Entre Príncipe Pío y Atocha, la marejada alcohólica se va diluyendo.
Al entrar en la zona de embarque del AVE me cruzo con una larga fila de conciudadanos que, por su indumentaria, es evidente que se dirigen a Pamplona para celebrar esa fiesta que popularizó Hemingway y que nunca he terminado de entender.
Como todas las fiestas en España – y más de un tiempo a esta parte – la celebración se fundamenta sobre la ingesta desmesurada de alcohol destilado.
Incapaces de poner a funcionar sus cerebros, los ciudadanos machacan su hígado con el entusiasmo de un cosaco.
Penoso es verlo en ellos, pero verlo en ellas es – si cabe – aún mas deprimente.
Música a todo trapo y olor a orines en rutas jalonadas por los vómitos de los festejantes… hemos alcanzado – sin lugar a dudas - la cima de la civilización.
Y no lo entiendo.
O peor, lo entiendo perfectamente…
El alcohol ha sido siempre una herramienta al servicio de la evasión.

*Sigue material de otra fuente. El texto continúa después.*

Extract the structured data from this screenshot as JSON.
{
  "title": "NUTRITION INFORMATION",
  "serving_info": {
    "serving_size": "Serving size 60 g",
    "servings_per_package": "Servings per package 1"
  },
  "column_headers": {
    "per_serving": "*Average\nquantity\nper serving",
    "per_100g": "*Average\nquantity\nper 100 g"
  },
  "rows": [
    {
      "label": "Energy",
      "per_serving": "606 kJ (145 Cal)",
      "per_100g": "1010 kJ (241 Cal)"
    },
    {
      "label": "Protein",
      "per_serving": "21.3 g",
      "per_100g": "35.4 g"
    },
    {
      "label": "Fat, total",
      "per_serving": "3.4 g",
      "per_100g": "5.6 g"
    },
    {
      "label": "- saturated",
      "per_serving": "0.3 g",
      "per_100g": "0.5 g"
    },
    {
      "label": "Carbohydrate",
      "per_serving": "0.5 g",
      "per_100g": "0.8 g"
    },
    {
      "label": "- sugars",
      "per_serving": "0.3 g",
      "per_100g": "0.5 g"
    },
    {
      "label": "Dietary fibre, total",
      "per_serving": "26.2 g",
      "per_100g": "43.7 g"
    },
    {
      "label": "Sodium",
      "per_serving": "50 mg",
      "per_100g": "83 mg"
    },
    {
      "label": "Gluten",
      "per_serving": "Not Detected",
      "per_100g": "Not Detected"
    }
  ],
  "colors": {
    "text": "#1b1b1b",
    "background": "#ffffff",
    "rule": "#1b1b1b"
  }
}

En otros tiempos, esto de huir de la realidad estaba mal visto, ahora parece imprescindible. Y la edad de los beodos aumenta.
En mi época, las borracheras se cogían por incompetencia, en ocasiones como rito iniciático, en ocasiones como anestésico ante una decepción amorosa… pero siempre había un adolescente (mas o menos madurito) detrás de ellas.
Ahora los celebrantes tienen una edad en la que pillarse una cogorza debería producir sonrojo.
Son padres jóvenes o están en edad de serlo… un peligroso ejemplo.
Y mañana, cuando la demanda de hígados a trasplantar supere ampliamente la oferta, ¿qué haremos?.
España, de un tiempo a esta parte, se ha puesto al frente de todos los excesos… en Europa tienen que estar frotándose las manos.